Masukkan nilai pasar agunan, geser persentase haircut yang diterapkan bank, lalu masukkan plafon kredit yang diajukan. Diagram batang membandingkan nilai pasar, nilai efektif setelah haircut, dan garis plafon kredit — sementara LTV dan collateral coverage dihitung otomatis di bagian atas.

Rumus Kunci

$$\text{Nilai Efektif} = \text{Nilai Pasar} \times (1 - \text{Haircut})$$$$LTV = \frac{\text{Plafon Kredit}}{\text{Nilai Pasar}} \times 100\%$$$$\text{Collateral Coverage} = \frac{\text{Nilai Efektif}}{\text{Plafon Kredit}} \times 100\%$$

Contoh Angka

Sebuah UMKM mengajukan kredit dengan jaminan ruko: Nilai Pasar = Rp 600 juta, Haircut bank = 25%, Plafon Kredit diajukan = Rp 400 juta.
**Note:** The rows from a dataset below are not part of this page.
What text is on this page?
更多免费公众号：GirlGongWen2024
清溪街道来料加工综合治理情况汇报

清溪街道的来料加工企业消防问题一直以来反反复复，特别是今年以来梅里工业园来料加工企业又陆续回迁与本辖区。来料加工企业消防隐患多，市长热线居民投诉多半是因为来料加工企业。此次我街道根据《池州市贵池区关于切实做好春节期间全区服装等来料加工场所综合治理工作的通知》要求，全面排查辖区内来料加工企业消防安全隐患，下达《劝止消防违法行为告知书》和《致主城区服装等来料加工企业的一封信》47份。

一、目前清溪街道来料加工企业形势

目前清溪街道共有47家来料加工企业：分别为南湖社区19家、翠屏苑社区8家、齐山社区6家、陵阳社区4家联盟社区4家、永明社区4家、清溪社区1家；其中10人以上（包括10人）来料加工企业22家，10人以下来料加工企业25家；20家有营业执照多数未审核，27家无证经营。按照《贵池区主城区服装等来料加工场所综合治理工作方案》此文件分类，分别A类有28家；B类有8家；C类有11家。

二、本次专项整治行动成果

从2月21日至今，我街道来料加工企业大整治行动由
  • Nilai Efektif = 600 juta × (1 − 25%) = Rp 450 juta
  • LTV = 400 juta / 600 juta × 100% = 66,7%
  • Collateral Coverage = 450 juta / 400 juta × 100% = 112,5%

Karena coverage di atas 100%, jaminan efektif (Rp 450 juta) masih cukup menutup plafon kredit (Rp 400 juta) meski sudah dipotong haircut. Sebagai pembanding: kalau haircut dinaikkan ke 40%, nilai efektif turun jadi 600 juta × 0,60 = Rp 360 juta — coverage jatuh ke 360/400 × 100% = 90,0%, di bawah ambang aman 100%, artinya jaminan TIDAK lagi cukup menutup pinjaman.